Le 1er septembre 1753, lors de l’anniversaire de l’accession au trône de Louis XV, Grenouille remarque un parfum tellement bon qu’il n’en a jamais senti de tel durant toute sa vie. Il suit cette odeur extraordinaire à travers toute la ville et arrive finalement dans la rue des Marais où il en trouve la source, une jeune fille rousse en train de préparer des mirabelles. Fasciné, il se rend compte qu’il doit absolument posséder ce parfum et étrangle la fille pétrifiée. Puis, il lui arrache sa robe grise, fourre son visage dans sa peau et la renifle entièrement. Peu après, il quitte le tannier pour apprendre l’art de créer un parfum chez Baldini. Ce parfumeur connu n’a plus rien produit d’extraordinaire depuis quelques années mais Grenouille lui assure une grande fortune en produisant des parfums à succès dont tout Paris est fou.

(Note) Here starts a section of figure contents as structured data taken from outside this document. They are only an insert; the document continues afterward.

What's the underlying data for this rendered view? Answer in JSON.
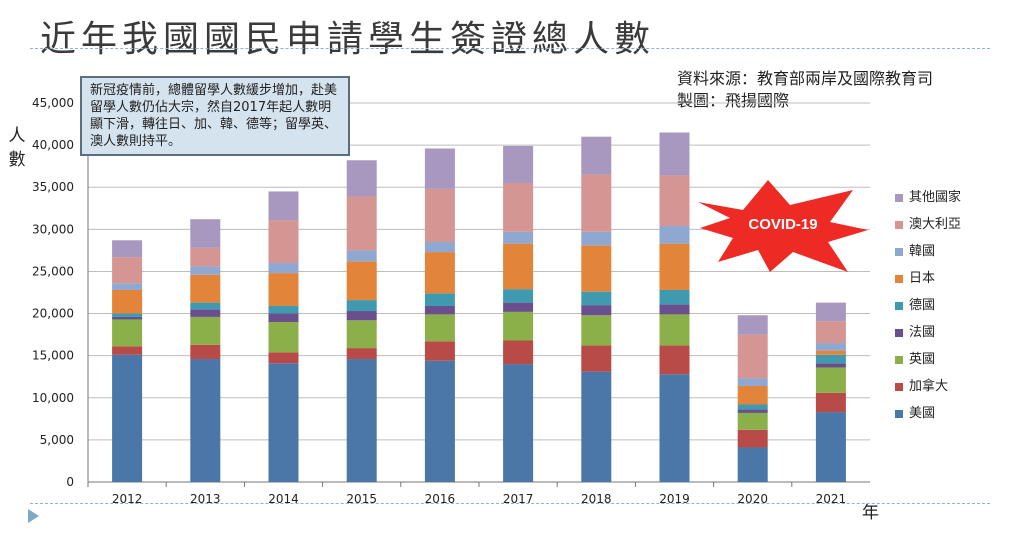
{
  "slide": {
    "title": "近年我國國民申請學生簽證總人數",
    "source_lines": [
      "資料來源：教育部兩岸及國際教育司",
      "製圖：飛揚國際"
    ],
    "note_text": "新冠疫情前，總體留學人數緩步增加，赴美留學人數仍佔大宗，然自2017年起人數明顯下滑，轉往日、加、韓、德等；留學英、澳人數則持平。",
    "covid_label": "COVID-19",
    "colors": {
      "title": "#3a3a3a",
      "note_bg": "#d5e3ef",
      "note_border": "#5a6e80",
      "covid_star": "#ee2a24",
      "rule": "#8fb3c8"
    }
  },
  "chart_data": {
    "type": "bar",
    "stacked": true,
    "categories": [
      "2012",
      "2013",
      "2014",
      "2015",
      "2016",
      "2017",
      "2018",
      "2019",
      "2020",
      "2021"
    ],
    "ylabel": "人數",
    "xlabel": "年",
    "ylim": [
      0,
      45000
    ],
    "yticks": [
      0,
      5000,
      10000,
      15000,
      20000,
      25000,
      30000,
      35000,
      40000,
      45000
    ],
    "ytick_labels": [
      "0",
      "5,000",
      "10,000",
      "15,000",
      "20,000",
      "25,000",
      "30,000",
      "35,000",
      "40,000",
      "45,000"
    ],
    "grid": true,
    "legend_position": "right",
    "series": [
      {
        "name": "美國",
        "color": "#4a76a8",
        "values": [
          15100,
          14600,
          14100,
          14600,
          14400,
          14000,
          13100,
          12800,
          4100,
          8300
        ]
      },
      {
        "name": "加拿大",
        "color": "#b84a47",
        "values": [
          1000,
          1700,
          1300,
          1300,
          2300,
          2800,
          3100,
          3400,
          2100,
          2300
        ]
      },
      {
        "name": "英國",
        "color": "#8bb04a",
        "values": [
          3200,
          3300,
          3600,
          3300,
          3200,
          3400,
          3600,
          3700,
          2000,
          3000
        ]
      },
      {
        "name": "法國",
        "color": "#6a4f8e",
        "values": [
          300,
          900,
          1000,
          1100,
          1000,
          1100,
          1200,
          1200,
          400,
          500
        ]
      },
      {
        "name": "德國",
        "color": "#3f9ab0",
        "values": [
          400,
          800,
          900,
          1300,
          1500,
          1600,
          1600,
          1700,
          600,
          1000
        ]
      },
      {
        "name": "日本",
        "color": "#e2853a",
        "values": [
          2800,
          3300,
          3900,
          4600,
          4900,
          5400,
          5500,
          5500,
          2200,
          500
        ]
      },
      {
        "name": "韓國",
        "color": "#8ea8d2",
        "values": [
          800,
          1000,
          1200,
          1300,
          1200,
          1400,
          1600,
          2100,
          900,
          900
        ]
      },
      {
        "name": "澳大利亞",
        "color": "#d59593",
        "values": [
          3100,
          2200,
          5100,
          6400,
          6300,
          5800,
          6800,
          6000,
          5200,
          2600
        ]
      },
      {
        "name": "其他國家",
        "color": "#a898c0",
        "values": [
          2000,
          3400,
          3400,
          4300,
          4800,
          4400,
          4500,
          5100,
          2300,
          2200
        ]
      }
    ]
  }
}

Dans un cauchemar, il remarque un jour que lui-même n’a pas d’odeur, qu’il ne sent rien. Alors, il est si choqué qu’il décide de partir pour Grasse où il fabrique un parfum pour lui-même qui a le but de lui attribuer, de le faire sentir. Ce parfum ne sent pas comme un parfum, mais comme un homme qui sent ! A Grasse, il est particulièrement fasciné par toutes les odeurs qu’il perçoit , mais aussi par un parfum provenant d’un jardin dans lequel se trouve une jeune fille qui lui rappelle le meurtre de septembre 1753. De nouveau, Grenouille est plein de désir de posséder cette odeur, mais il se dit qu’il lui faudra encore attendre deux années avant que le parfum ait mûri et se soit entièrement développé. Pendant ce temps, il apprend une toute nouvelle façon pour gagner les parfums les plus subtils. C’est alors que les habitants de Grasse sont frappés par le meurtre de vingt quatre jeunes filles. Puis, est venu le temps de s’emparer de l’odeur de Laure, qui lui permettra de créer le parfait parfum. Grâce à son nez, il la trouve à la nuit tombée et la tue à l’aide d’une matraque. Ensuite, il enrobe le corps de sa victime d’un linge enduit de pâte grasse qui lui permettra plus tard d’extraire le magnifique parfum de la fille. Grenouille est rattrapé par des gardes et arrêté avant d’être exécuté.